In der Arbeitswelt bekommt der Arbeitnehmer einen Arbeitsauftrag, den er meist in Abstimmung mit anderen Kollegen ausführen soll bis zu einem bestimmten Datum. In der Realität hat man es dann mit hilfreichen, nervigen, boykottierenden, nichtwissenden oder langsamen, unwilligen Kollegen/innen zu tun. Viele Handicaps auf dem Weg zum Arbeitsergebnis. Betrachtet man die Gruppenaufgabe "Erstellt zusammen ein Stärkencomic mit dem iPad" unter diesen Aspekten, dann sind hier ähnliche Fähigkeiten gefragt. Die Kleingruppe wird zusammengestellt und probiert mit der Technik und ihrem Arbeitsauftrag zurechtzukommen.

In der Feedbackrunde ist dann gefragt: "Was braucht ihr um zu arbeiten?" - genau wie im späteren Leben. Diese Fähigkeit konkret formulieren zu können, was kann ich und was brauche ich noch u. a. von den Mitschüler/innen, ist ein wichtiger Lernprozeß. Gerade in inklusiven Klassensettings ist oft wenig Zeit für Feedback. Ein großer Gewinn ist für I-Klassen, die Herausforderungen eines inklusiven Settings zu nutzen, um die Schüler/innen auf die Arbeitswelt vorzubereiten: Ein Team zusammenzustellen und die jeweiligen Stärken effektiv einsetzen.

Für die Umsetzung bedeutet dass ein „Mehr“ an Organisation und Vorüberlegung im Pädagoginnenteam sowie die Notwendigkeit kleinerer Gruppen. Mobile Technik kann dabei Prozesse erleichtern, weil sie Hürden abbaut bzw. I-Kinder keine technischen oder medialen Barrieren haben, um mitzuwirken. Für die zwei Jugendlichen mit Down-Syndrom war es kein Problem einen Comic mit der App „ComicBook“ auf dem iPad zu produzieren. Programmanwendung und Touchscreen beherrschten sie schnell bzw. brachten diese Medienkompetenz mit in die Schule. Fast alle Teilnehmenden haben ein Tablet oder ein Smartphone zuhause.

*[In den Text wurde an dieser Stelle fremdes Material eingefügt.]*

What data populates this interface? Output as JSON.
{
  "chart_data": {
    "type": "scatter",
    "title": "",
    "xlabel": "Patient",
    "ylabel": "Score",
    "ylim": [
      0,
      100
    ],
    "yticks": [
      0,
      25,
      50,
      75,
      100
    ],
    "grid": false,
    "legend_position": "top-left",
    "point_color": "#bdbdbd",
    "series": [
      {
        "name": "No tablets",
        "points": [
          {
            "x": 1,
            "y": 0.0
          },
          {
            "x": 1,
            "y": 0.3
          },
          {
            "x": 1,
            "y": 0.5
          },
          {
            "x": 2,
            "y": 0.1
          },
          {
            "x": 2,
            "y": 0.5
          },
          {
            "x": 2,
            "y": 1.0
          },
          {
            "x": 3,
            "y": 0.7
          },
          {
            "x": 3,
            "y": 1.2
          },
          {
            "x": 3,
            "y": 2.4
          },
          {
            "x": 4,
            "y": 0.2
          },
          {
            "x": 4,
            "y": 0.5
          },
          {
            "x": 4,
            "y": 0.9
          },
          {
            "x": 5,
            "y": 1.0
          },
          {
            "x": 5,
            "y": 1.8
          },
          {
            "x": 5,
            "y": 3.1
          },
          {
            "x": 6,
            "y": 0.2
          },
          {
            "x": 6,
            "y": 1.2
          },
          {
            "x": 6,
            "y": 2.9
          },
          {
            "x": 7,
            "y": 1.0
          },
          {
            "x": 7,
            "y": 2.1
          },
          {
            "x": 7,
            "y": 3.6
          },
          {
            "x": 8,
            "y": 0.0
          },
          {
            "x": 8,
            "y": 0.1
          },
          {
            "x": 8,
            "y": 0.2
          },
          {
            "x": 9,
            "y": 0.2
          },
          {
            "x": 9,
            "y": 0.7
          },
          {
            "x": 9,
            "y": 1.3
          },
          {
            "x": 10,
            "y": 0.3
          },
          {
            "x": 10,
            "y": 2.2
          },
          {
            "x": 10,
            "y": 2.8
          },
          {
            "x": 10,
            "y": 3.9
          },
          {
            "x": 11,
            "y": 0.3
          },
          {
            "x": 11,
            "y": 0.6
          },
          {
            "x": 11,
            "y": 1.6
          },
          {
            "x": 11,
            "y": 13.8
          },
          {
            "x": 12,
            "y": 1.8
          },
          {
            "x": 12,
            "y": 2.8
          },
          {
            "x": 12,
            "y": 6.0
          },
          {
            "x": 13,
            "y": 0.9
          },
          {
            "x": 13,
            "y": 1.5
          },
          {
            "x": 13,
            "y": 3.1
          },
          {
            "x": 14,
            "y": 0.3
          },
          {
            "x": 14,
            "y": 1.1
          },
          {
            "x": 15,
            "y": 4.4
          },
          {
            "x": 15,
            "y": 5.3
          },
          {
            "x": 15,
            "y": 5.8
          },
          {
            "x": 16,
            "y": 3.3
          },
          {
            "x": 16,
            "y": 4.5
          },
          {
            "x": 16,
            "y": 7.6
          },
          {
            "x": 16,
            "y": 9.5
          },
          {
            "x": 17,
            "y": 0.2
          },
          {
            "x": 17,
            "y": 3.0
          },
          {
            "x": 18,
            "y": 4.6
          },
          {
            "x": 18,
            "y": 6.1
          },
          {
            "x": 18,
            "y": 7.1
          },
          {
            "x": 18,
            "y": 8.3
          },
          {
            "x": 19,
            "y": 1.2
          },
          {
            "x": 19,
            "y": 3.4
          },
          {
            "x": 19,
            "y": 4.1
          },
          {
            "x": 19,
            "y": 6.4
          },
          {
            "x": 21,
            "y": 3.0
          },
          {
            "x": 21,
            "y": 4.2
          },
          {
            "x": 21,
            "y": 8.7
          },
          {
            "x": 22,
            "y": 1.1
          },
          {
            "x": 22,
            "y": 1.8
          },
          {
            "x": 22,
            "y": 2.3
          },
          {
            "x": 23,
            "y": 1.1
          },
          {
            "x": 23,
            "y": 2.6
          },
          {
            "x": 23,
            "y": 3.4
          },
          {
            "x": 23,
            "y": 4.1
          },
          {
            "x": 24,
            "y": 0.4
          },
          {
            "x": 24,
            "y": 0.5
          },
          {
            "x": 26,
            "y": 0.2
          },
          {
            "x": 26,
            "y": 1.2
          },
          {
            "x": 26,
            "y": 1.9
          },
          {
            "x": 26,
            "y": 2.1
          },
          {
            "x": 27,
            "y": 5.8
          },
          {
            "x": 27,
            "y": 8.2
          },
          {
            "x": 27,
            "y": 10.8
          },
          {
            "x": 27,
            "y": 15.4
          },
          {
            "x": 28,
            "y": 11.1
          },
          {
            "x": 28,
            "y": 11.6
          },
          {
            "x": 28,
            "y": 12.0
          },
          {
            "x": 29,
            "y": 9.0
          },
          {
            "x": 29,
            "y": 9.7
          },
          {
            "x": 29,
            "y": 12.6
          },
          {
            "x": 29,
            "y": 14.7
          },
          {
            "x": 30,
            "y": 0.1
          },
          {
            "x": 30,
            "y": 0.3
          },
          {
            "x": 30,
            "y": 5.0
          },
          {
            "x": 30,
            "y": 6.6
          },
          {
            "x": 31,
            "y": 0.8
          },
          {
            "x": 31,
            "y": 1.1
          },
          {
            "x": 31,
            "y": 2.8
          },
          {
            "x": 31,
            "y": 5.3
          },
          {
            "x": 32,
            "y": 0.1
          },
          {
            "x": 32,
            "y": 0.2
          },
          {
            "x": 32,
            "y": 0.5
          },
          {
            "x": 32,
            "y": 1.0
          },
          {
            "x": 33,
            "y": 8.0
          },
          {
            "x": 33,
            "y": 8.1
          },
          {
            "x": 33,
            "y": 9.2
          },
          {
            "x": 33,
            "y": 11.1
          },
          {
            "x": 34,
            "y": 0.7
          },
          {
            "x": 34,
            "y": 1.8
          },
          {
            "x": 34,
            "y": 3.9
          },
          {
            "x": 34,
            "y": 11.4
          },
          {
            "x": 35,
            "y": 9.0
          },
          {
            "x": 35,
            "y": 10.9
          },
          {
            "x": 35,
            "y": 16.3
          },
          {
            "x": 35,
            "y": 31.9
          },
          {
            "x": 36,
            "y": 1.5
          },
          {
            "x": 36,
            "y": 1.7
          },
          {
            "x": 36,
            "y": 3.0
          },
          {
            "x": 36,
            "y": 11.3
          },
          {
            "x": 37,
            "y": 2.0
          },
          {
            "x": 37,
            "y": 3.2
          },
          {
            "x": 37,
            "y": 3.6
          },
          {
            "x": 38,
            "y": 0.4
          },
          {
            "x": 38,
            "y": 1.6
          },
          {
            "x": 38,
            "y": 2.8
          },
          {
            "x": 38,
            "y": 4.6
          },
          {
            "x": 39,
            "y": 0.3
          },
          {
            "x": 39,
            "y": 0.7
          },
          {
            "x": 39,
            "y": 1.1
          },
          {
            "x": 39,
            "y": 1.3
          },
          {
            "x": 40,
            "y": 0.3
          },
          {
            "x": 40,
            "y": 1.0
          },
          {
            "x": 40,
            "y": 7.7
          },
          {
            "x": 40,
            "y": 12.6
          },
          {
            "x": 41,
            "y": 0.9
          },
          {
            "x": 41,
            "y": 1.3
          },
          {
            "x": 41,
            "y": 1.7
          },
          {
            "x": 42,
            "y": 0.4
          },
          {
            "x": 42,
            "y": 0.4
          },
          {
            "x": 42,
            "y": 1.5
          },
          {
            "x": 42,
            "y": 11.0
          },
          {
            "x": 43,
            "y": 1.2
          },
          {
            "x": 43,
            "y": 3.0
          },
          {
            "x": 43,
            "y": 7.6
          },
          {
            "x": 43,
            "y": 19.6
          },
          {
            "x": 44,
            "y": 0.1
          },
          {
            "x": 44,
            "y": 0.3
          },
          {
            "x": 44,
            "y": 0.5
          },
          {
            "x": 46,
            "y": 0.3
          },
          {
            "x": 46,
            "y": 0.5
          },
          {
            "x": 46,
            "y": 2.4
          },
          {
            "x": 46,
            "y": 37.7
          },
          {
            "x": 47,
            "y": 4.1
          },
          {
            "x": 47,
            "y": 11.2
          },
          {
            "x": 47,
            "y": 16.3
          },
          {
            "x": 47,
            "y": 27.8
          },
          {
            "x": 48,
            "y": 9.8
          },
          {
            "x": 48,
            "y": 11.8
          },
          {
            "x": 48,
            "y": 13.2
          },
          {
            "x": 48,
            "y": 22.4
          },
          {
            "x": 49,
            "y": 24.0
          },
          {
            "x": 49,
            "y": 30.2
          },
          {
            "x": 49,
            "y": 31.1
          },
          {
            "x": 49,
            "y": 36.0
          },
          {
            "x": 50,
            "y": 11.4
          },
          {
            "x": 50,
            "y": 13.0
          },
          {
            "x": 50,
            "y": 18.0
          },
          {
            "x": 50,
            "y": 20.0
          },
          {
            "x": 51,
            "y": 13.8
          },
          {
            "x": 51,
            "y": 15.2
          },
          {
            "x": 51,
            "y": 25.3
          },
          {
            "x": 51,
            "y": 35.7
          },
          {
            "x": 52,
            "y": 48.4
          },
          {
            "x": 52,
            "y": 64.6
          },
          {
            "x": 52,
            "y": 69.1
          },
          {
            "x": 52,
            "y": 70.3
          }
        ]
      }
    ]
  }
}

Auf dem Weg in eine heterogene (Medien-Gesellschaft) könnte die inklusive Medienbildung einen großen Beitrag leisten. Mit Medien kommen Schüler/innen schneller und einfach an Informationen und können sich schneller und einfacher selbst ausdrücken und beteiligen. Die eigene Persönlichkeit in einer Welt voller Möglichkeiten zu entwickeln bedarf ein Mehr an Betreuung und ein Mehr an Orientierung. Inhalte zu sortieren und zu bewerten ist nicht nur eine Herausforderung für junge Menschen, sondern auch für die Entwickler/innen von Lehrplänen.

Das Projekt mobil+stark konnte einen auffrischenden Impuls geben für die Umsetzung der Inklusion für eine Schule, die auf dem Weg ist. Die jungen Teilnehmer/innen genossen das Miteinander in den Projektzeiten und hatten viel Spaß ihren Comic zu produzieren, der ihre Stärken visualisiert. Die Arbeitsatmosphäre war über die Projektzeiten hinaus sehr gut und die Ergebnisse wie auch das entstandene Making Of Video - mit der App „iMovie“ produziert - werden in der nächsten Schulversammlung präsentiert. Die erste Anfrage für ein weiteres mobil+stark Projekt wurde bereits gestellt!